Behind the Hysteria
“I wanted to give [Dora] a voice,” says Sheila Kohler, a lecturer in creative writing, because in Freud’s seminal 1905 paper “she hardly is ever allowed to say anything.”
“I wanted to give [Dora] a voice,” says Sheila Kohler, a lecturer in creative writing, because in Freud’s seminal 1905 paper “she hardly is ever allowed to say anything.”
Sameer A. Khan

One of Sigmund Freud’s most famous case studies concerned a young woman he called Dora, who suffered debilitating pain and at times lost the ability to speak after accusing a family friend of making sexual advances toward her. The case is regarded as a landmark in psychoanalytic theory for its discussion of psychosomatic illness and the significance of dreams.

Sheila Kohler’s novel Dreaming for Freud reimagines the interaction between Freud and Dora, conjuring their daily sessions, motivations, and anxieties, and bringing the iconic case to life in a new way. 

“I wanted to give her a voice,” says Kohler, a lecturer in creative writing, because in Freud’s seminal 1905 paper, Dora: An Analysis of a Case of Hysteria, “she hardly is ever allowed to say anything.”

In Kohler’s imagining, Freud and Dora, whose real name was Ida Bauer, don’t quite get along. Freud is anxious about money — he had six children — and craves professional recognition. He needs Dora both for her father’s money and for her dreams, which he is certain will prove his theories. “Freud was only 44, and very much at the beginning of his career,” says Kohler. “He was finding his way.” 

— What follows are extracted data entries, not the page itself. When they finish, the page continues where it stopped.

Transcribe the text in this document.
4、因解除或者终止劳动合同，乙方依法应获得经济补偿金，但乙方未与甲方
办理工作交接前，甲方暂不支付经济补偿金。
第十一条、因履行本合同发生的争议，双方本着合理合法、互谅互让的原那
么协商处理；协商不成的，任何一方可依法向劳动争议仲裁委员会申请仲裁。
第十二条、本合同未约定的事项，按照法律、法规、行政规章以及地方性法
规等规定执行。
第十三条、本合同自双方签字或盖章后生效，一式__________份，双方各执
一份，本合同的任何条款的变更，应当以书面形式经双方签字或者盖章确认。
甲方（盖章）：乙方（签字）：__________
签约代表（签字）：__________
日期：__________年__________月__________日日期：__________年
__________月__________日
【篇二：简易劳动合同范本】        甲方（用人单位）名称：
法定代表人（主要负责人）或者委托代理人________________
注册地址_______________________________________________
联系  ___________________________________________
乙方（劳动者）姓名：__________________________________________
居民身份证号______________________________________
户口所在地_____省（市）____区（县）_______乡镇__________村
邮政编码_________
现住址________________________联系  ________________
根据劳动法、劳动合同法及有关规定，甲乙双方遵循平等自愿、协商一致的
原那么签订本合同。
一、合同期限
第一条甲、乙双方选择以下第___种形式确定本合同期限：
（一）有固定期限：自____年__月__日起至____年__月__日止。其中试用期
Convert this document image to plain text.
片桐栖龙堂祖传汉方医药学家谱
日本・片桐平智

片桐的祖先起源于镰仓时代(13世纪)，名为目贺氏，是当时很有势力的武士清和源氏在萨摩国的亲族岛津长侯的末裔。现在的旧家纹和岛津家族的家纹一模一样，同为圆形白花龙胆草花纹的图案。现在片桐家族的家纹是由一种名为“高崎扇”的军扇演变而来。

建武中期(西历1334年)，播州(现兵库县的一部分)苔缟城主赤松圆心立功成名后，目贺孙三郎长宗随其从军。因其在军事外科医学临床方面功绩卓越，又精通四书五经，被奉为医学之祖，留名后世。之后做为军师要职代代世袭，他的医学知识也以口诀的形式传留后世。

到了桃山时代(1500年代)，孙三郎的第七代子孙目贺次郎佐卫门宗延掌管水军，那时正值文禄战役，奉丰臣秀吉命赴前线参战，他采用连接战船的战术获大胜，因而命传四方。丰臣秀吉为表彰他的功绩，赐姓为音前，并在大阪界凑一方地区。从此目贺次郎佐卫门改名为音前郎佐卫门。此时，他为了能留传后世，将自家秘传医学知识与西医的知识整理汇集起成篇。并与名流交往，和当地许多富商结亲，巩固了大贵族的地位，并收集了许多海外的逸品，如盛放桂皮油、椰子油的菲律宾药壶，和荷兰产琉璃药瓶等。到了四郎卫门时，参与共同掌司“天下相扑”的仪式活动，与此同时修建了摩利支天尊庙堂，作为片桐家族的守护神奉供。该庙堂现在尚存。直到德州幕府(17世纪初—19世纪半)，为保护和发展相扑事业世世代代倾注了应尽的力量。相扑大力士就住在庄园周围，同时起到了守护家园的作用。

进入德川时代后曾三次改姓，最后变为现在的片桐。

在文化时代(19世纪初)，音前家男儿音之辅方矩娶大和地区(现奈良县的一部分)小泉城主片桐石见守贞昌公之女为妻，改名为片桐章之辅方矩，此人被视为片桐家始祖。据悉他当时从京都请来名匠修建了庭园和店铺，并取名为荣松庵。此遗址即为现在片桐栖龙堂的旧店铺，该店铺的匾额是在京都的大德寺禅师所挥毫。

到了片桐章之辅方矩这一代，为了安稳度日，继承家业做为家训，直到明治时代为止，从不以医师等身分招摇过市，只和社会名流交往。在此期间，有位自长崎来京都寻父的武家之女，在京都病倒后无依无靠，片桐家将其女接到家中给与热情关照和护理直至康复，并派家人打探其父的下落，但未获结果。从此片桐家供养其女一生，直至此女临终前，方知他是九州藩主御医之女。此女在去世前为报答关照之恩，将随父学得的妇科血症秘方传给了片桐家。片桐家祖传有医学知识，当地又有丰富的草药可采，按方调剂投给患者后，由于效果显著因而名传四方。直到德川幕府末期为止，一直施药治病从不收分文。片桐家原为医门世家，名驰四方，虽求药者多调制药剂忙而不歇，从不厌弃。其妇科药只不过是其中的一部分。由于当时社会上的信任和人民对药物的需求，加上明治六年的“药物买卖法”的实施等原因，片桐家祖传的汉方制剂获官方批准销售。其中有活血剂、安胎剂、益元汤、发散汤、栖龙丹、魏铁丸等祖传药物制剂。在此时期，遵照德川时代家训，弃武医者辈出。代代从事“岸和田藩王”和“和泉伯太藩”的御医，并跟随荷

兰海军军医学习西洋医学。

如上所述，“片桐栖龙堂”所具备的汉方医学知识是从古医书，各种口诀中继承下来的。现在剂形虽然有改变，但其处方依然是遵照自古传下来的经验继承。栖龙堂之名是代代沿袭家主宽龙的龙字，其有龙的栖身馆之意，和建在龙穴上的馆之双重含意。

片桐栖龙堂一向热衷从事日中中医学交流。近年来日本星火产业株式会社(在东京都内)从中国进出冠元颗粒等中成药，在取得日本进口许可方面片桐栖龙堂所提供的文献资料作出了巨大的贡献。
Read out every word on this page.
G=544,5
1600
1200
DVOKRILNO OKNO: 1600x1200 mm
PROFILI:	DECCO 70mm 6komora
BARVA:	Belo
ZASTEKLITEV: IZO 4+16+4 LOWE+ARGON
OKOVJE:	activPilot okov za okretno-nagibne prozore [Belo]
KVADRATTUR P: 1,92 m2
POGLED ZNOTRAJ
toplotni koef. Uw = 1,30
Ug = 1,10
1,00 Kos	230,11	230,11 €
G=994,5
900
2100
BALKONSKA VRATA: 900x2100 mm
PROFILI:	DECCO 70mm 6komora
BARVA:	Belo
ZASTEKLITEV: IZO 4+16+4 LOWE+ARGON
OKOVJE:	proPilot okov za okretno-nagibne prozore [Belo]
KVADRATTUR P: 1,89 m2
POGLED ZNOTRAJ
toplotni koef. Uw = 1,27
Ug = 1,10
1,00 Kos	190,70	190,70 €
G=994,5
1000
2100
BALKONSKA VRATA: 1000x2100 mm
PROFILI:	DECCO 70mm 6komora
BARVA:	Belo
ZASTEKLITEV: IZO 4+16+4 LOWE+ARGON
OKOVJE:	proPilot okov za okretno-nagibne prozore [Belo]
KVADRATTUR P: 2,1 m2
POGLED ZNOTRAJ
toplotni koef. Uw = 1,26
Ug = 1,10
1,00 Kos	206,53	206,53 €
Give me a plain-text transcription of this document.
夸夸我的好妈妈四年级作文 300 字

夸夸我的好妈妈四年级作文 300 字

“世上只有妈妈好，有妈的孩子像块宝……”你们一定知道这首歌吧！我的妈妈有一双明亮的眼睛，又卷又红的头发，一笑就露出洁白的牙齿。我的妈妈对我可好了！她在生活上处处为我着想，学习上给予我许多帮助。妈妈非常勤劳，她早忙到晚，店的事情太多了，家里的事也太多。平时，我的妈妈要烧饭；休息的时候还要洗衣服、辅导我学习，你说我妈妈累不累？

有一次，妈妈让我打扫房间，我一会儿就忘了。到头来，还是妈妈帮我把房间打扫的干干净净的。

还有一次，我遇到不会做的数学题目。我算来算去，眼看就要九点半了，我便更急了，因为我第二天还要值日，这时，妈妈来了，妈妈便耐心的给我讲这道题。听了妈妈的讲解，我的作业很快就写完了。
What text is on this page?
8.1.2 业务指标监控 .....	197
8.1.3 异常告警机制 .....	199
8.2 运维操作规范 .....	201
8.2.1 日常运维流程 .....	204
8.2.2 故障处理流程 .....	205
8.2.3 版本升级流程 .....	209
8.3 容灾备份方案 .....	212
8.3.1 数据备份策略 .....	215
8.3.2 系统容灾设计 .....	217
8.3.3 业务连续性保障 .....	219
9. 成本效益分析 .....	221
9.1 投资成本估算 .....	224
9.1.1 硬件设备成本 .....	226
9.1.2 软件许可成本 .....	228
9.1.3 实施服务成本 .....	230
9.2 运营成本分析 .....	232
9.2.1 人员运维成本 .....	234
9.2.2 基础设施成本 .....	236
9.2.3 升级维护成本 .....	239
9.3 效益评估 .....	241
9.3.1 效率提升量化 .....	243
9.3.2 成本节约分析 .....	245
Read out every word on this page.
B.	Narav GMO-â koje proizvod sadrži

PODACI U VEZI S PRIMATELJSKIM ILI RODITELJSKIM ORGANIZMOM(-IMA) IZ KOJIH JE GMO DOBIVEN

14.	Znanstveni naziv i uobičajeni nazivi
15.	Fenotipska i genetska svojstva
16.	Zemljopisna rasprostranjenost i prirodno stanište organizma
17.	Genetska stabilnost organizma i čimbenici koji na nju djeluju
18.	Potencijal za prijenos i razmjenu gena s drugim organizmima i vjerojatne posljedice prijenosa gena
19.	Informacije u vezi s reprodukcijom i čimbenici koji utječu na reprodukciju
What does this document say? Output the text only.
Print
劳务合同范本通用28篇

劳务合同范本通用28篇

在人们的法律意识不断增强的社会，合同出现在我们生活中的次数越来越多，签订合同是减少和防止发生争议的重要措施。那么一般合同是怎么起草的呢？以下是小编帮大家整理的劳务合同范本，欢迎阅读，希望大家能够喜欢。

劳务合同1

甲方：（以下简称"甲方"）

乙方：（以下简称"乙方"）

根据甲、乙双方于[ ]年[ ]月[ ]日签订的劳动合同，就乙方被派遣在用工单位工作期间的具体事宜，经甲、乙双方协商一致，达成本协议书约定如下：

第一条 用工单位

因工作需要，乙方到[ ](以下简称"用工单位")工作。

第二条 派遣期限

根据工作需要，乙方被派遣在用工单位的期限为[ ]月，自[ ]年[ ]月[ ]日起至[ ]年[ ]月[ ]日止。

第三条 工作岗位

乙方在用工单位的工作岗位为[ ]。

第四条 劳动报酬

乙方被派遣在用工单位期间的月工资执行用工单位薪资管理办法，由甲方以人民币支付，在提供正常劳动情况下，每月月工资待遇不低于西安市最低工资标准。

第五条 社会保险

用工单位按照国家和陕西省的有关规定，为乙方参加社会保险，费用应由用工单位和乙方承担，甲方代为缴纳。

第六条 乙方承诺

Though Freud, as a male and an authority figure, had the upper hand in the relationship, that power is tempered — in Kohler’s portrayal — by Dora’s wealth. As their sessions unfold in the novel, Dora analyzes Freud as much as he analyzes her. Kohler imagines Dora finding a copy of Freud’s The Interpretation of Dreams in her father’s library and, after reading it, using her dreams to steer Freud’s analysis as she pleases, seizing control of her treatment. Freud’s case study depicts Dora as “this pathetic hysteric,” says Kohler, but the author’s research into Dora’s life demonstrated that she was quite savvy. After Dora’s father lost all his money, she survived by teaming up with his former mistress to start a club that charged society ladies money to play bridge.

In Kohler’s portrayal, Freud’s behavior sometimes is sexist, but he also affords women more respect than many other men did in early 20th-century society. He bullied Dora, Kohler says, insisting that her father’s friend made sexual advances toward her because she secretly was in love with him. On the other hand, Freud listened to her and many other female patients at a time when few others did. 

Dora found in Freud a sounding board for her intelligent mind, at a time when few channels existed for women to express themselves, Kohler points out. And Freud helped Dora — over the course of her treatment, several of her maladies disappeared. “Freud was aware that [women] actually had desires and sexual feelings,” says Kohler. “I think we have to thank him for making huge steps forward, just in the process of listening.”

In real life, Dora abruptly quit her treatment, and a regretful Freud considered the case a failure. But his write-up of Dora’s case would be widely praised for its empirical approach and its identification of new psychological ideas, and would ensure Freud’s — and Dora’s — place in history.